Teh diminum perlahan. Sampai hirupan terakhir, hirup sampai berbunyi. Itu artinya anda menikmati teh dan minta ditambah satu gelas lagi. Setelah habis, hapus bekas bibir di gelas keramik dengan jempol dan telunjuk. Lalu putar arah berbalik jarum jam dua kali.

"Letakan gelas perlahan ke tempatnya.

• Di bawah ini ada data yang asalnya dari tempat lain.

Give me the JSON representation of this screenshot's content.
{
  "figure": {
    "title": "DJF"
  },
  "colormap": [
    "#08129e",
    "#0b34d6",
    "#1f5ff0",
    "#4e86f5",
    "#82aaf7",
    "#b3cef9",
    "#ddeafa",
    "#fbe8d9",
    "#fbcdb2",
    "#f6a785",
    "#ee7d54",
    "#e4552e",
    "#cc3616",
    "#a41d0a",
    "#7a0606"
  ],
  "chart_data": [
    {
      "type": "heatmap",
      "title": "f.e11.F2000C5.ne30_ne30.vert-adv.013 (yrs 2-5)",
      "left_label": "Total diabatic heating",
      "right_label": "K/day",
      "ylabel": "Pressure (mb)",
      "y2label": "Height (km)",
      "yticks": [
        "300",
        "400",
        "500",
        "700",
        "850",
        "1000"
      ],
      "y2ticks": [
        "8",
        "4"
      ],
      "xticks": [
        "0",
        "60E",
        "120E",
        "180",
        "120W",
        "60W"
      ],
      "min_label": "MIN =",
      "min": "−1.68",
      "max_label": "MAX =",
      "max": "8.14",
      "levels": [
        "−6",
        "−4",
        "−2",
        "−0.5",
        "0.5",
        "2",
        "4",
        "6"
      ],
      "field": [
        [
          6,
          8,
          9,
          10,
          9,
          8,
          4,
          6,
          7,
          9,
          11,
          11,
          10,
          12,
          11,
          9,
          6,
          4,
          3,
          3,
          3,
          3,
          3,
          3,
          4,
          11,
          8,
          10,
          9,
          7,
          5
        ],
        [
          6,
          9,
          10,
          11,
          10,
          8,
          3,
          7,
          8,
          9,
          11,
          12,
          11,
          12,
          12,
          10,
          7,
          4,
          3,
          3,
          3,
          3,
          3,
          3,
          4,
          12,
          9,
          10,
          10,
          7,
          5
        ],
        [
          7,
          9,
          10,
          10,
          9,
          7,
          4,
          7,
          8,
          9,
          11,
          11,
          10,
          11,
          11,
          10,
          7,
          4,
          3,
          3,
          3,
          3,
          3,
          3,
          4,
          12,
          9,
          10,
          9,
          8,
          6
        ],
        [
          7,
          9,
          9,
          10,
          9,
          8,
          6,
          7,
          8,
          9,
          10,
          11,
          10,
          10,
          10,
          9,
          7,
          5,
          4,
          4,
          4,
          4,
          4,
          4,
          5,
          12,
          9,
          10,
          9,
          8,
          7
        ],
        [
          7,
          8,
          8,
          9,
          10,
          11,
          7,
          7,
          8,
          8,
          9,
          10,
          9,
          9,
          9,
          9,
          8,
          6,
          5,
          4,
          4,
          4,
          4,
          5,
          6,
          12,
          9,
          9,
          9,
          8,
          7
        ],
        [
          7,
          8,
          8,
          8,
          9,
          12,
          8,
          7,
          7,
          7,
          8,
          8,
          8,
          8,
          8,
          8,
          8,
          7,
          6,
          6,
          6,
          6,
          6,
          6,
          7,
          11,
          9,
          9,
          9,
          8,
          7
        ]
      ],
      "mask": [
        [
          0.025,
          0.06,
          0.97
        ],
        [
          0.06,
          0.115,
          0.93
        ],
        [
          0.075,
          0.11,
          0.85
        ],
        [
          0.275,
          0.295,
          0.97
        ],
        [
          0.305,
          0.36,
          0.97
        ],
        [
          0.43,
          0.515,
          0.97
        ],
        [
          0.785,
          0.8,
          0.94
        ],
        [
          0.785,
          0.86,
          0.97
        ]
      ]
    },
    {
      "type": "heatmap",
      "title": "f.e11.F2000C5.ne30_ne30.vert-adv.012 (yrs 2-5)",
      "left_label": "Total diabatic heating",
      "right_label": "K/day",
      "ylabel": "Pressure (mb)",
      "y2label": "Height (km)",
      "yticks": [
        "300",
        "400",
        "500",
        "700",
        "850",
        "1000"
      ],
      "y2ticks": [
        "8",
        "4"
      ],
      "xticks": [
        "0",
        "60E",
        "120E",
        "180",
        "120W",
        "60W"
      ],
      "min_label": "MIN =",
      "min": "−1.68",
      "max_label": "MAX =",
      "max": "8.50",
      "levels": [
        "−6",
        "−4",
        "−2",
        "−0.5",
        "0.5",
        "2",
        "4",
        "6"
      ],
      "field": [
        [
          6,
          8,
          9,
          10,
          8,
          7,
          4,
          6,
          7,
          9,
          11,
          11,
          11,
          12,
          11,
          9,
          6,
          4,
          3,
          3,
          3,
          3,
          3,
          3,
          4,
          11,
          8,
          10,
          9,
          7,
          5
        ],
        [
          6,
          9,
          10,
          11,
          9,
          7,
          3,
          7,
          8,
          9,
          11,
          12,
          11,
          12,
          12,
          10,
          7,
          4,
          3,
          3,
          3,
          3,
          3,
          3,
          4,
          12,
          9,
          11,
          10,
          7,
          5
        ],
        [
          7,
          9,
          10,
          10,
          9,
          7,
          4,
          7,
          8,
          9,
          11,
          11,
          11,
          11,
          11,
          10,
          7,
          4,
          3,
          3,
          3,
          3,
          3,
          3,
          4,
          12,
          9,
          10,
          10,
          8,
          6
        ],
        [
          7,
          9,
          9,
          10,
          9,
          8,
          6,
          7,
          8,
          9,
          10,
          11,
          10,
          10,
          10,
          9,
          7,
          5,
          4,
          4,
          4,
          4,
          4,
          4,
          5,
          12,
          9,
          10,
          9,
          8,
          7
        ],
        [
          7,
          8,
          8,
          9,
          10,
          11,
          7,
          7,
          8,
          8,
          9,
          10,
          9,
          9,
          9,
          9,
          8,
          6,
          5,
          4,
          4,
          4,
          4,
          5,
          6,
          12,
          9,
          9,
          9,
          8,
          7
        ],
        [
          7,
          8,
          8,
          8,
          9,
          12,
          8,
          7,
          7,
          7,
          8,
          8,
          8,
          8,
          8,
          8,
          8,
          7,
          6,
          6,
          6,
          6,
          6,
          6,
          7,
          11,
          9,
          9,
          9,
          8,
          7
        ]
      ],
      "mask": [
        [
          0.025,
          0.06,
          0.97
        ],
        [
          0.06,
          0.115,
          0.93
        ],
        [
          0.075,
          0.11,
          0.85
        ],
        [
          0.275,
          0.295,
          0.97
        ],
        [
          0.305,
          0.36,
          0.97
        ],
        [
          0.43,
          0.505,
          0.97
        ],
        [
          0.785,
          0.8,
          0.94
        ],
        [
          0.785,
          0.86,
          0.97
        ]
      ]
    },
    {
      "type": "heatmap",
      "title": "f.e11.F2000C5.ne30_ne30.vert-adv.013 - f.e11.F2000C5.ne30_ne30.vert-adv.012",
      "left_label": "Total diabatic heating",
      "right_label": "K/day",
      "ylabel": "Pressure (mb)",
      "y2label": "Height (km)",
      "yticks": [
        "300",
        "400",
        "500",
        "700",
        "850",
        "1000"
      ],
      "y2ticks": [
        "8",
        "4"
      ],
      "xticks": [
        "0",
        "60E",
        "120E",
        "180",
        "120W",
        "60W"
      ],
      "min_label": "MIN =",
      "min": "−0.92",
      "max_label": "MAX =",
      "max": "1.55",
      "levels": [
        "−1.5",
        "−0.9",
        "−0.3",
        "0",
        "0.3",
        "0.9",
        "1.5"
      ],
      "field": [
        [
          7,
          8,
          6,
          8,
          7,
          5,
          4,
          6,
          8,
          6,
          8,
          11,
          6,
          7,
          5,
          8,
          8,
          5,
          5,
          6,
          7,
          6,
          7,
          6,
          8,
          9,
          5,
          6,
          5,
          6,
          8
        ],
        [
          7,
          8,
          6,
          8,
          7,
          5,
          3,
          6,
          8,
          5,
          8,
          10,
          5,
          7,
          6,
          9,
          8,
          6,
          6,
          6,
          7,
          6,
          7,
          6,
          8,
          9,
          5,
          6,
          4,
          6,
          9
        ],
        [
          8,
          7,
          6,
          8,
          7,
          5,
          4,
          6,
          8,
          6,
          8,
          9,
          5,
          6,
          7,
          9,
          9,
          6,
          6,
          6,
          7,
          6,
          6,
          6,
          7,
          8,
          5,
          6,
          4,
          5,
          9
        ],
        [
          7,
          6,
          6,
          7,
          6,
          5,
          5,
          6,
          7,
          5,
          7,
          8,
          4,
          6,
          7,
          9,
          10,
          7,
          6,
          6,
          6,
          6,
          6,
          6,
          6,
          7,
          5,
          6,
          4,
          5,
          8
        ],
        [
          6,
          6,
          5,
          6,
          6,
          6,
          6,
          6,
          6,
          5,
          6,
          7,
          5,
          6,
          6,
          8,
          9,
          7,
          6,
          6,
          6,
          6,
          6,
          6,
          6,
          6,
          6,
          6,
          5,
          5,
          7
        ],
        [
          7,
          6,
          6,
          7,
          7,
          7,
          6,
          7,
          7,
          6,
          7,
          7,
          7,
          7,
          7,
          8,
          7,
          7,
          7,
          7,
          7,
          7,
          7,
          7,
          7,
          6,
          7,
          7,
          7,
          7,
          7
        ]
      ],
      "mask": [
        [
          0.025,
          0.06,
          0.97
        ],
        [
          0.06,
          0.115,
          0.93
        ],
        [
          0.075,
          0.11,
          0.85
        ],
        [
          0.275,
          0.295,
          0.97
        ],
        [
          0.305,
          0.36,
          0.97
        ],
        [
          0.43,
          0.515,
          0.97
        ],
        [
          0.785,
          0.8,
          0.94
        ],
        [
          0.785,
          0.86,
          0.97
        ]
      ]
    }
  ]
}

Telapak tangan kita di lantai sejajar dengan lutut dan kita bisa mengintip perlahan kiri dan kanan keindahan gelas keramik tuan rumah yang memberi teh," tutur perempuan setengah baya itu.

Jangan keasyikan duduk lama di ruang minum teh, karena masih banyak pengunjung yang ingin menikmati sensasi minum teh ala Samurai.

 

Bergaya dengan Kimono

Kimono
Belum lengkap bila tidak mencoba Kimono layaknya Samurai. Di Kanazawa terdapat beberapa penyewaan Kimono. Ada yang penyewaan Kimono kualitas bagus di Kaga Yuzen, di Koshomachi 8-8. Harga termurah adalah 2000 yen hingga 6000 yen per empat jam (Andry Haryanto/Liputan6.com)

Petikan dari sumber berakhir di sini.